Lo confesso: cosa fosse una Brita – e sto parlando di una B maiuscola – io non lo sapevo proprio. Questa Brita che ho scoperto da poco è agile, è squadrata e va riempita d’acqua. Ecco sì, la Brita con la B maiuscola è una brocca. Una brocca tutta di plastica abbastanza sottile, non di vetro come la maggior parte delle brocche che si vedono in giro. È circa un parallelepipedo, per metà bianco e per il resto trasparente, che a dire il vero è forse un po’ troppo scuro per poter essere chiamato così. Più che trasparire dà sul blu, anzi no, dà più sul grigio. Perciò, se ci metti il liquido per cui è stata progettata, cioè l’acqua, quest’ultima diventa quasi blu. Grigia-blu. Stessa cosa se ci versi del succo di tamarindo o della vodka. Se invece ci piazzi dentro della cedrata o della spuma bionda, magari esce fuori un bel verdino. O un giallino morto di sonno. Non ho ancora provato. Magari in estate.

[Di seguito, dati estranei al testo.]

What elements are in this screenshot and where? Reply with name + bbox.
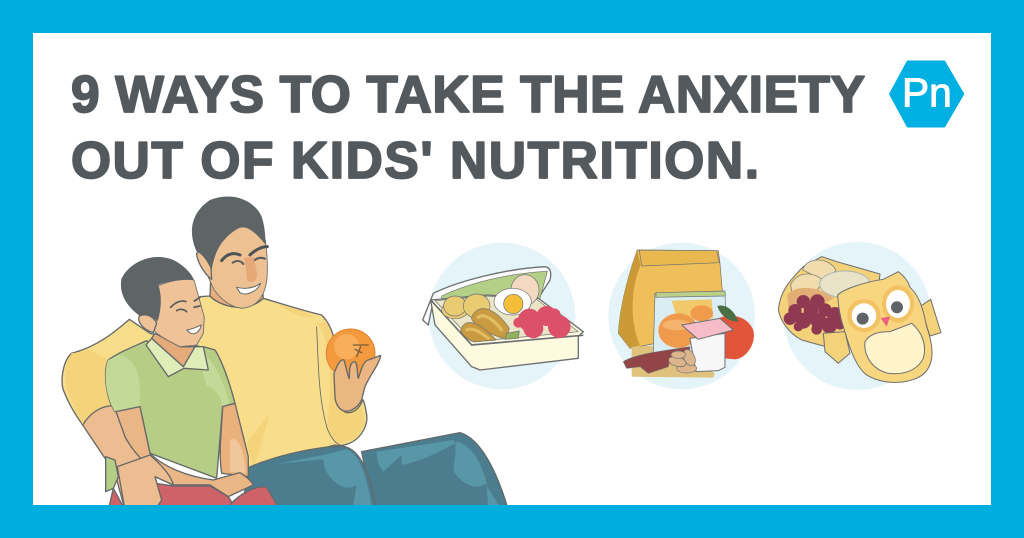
man's forearm and hand xyxy=(83,406,173,510)
man's nose shadow xyxy=(243,257,257,282)
yogurt cup xyxy=(682,318,733,372)
near leg highlight xyxy=(277,449,372,505)
orange xyxy=(326,329,375,378)
boy's face xyxy=(153,279,204,347)
man's smile xyxy=(237,283,261,294)
apple xyxy=(717,305,754,359)
bento food: buns xyxy=(791,260,836,295)
boy's shirt xyxy=(106,341,235,478)
owl eye rings xyxy=(847,285,914,332)
boy's collar xyxy=(146,338,208,377)
eggs xyxy=(494,275,539,315)
far leg xyxy=(362,433,508,510)
owl belly xyxy=(865,323,925,374)
boy's ear xyxy=(139,315,157,333)
oranges xyxy=(658,305,713,348)
jerky xyxy=(623,347,690,373)
grapes xyxy=(784,294,845,335)
lunch box body xyxy=(431,295,583,370)
owl beak xyxy=(881,317,890,327)
circle: lunch box background xyxy=(429,243,575,389)
owl eye right xyxy=(886,290,910,318)
boy's neck xyxy=(152,333,195,367)
bento food: dip xyxy=(820,271,870,298)
man's hair xyxy=(192,196,266,270)
boy's left arm xyxy=(116,407,253,497)
ziplock bag xyxy=(653,291,726,357)
strawberries xyxy=(513,306,571,338)
bento box xyxy=(778,257,880,346)
crackers xyxy=(442,294,490,319)
boy's eyes and smile xyxy=(171,297,200,312)
title: OUT OF KIDS' NUTRITION. xyxy=(71,131,759,189)
owl body xyxy=(838,272,932,382)
lunch box lid xyxy=(423,267,551,325)
title xyxy=(71,65,865,189)
owl wing left xyxy=(823,332,850,363)
title: 9 WAYS TO TAKE THE ANXIETY xyxy=(71,65,865,123)
logo: Pn hexagon: Pn xyxy=(902,70,952,116)
man's hand over boy's leg xyxy=(117,455,173,510)
circle: bag background xyxy=(608,243,755,389)
man's neck xyxy=(210,278,263,307)
man's sweater xyxy=(62,296,367,468)
illustration: lunch box and paper bag xyxy=(423,243,755,389)
illustration: father and son with orange xyxy=(62,196,508,510)
almonds xyxy=(667,348,698,373)
logo: Pn hexagon xyxy=(891,62,963,126)
man's brows and eyes xyxy=(222,247,267,261)
owl wing right xyxy=(920,299,941,336)
boy's far shirt hem xyxy=(106,457,118,492)
boy's hair xyxy=(121,257,194,322)
owl eye left xyxy=(852,303,876,328)
near leg xyxy=(243,446,376,510)
circle: owl background xyxy=(783,242,931,390)
illustration: owl bento box xyxy=(778,242,941,390)
man's face xyxy=(208,227,267,308)
far leg highlight xyxy=(377,440,502,510)
sandwiches xyxy=(461,309,519,342)
boy's right arm xyxy=(220,403,248,477)
man's ear xyxy=(197,252,212,279)
bag xyxy=(618,250,725,378)
boy's pants xyxy=(108,483,237,510)
man's right hand xyxy=(334,355,381,411)
bento food: crumble xyxy=(787,288,834,308)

La Brita ha pure un manico, ci mancherebbe. Anche lui è di quel trasparente che dà sul blu o forse sul grigio come tutto il resto. È un manico normale. Visto che la Brita ce l’avevo a portata di mano ho provato a stringerlo: ricordo che si impugnava bene e non aveva gli spigoli taglienti. Allora pensai che era un ottimo manico.

Che ci sia o meno l’acqua dentro, non ci puoi guardare attraverso la Brita. Nulla di grave, certo, però che la sua plastica deformi gli oggetti è comunque un fatto. Non è neppure adatta a fare qualsiasi altra cosa. Deve tenere l’acqua e fine della storia. Però, a sentire la signora C., quest’unica cosa che fa, questa Brita la sa fare in modo straordinario. S t r a o r d i n a r i o! Figurarsi: una brocca di plastica che fa cose straordinarie!  

Quando la signora C. mi ha mostrato quella che rimarrà per sempre e ineluttabilmente la prima Brita della mia vita, lei (dico la Brita, non la signora C.) stava sul piano della cucina. Un piano di granito. Stava tra la scatola di biscotti al farro e il barattolo delle uvette. Se ne stava lì tranquilla, come peraltro tutti gli altri oggetti di quella orrenda cucina marrone. Ordinati o sparsi, gli oggetti in cucina sono, infatti, estremamente tranquilli: mestoli che stanno mesti, mezzelune che non vanno mai di traverso, brocche che non sbroccano.

C’è stata poi una seconda circostanza in cui ho visto la Brita. Era nel frigorifero a raffreddarsi, e stava di nuovo in mezzo ad altre cose da mangiare. Questa volta era imbambolata tra uno stracchino sigillato ma scaduto da due mesi, una banana mezza marcia, un peperone giallo e un rotolo di pasta per lasagne marca Buitoni. Che cosa ci faceva una meraviglia in mezzo a tanto degrado alimentare? Non so… È stato allora, finalmente lontano dagli occhi della signora C. che l’ho tirata fuori per osservarla meglio. Non volevo fare altro che guardarla e così ho fatto, ignorando però la parte trasparente che avevo squadrato già abbastanza e mi aveva ormai stufato. La sola cosa che mi interessava, adesso era la parte in alto, quella bianca che dicevo prima.

Sospettavo che l’origine della meraviglia di cui parlava lady C fosse lì dentro. Ben nascosto, il tesoretto della Brita… Allora ho sollevato il tappo e lì sotto c’era una specie di cratere. Bianco pure lui. Nel bel mezzo, un piccolo pomo che si può svitare e sotto di lui un filtrino di carta. Mi trattengo e resto immobile: vietato toccare, mi aveva ripetuto la signora C con quel dito su e giù per l’aria. Non si tocca il cratere, non si tocca il pomello: il mistero dell’acqua si preserva una sola volta all’anno.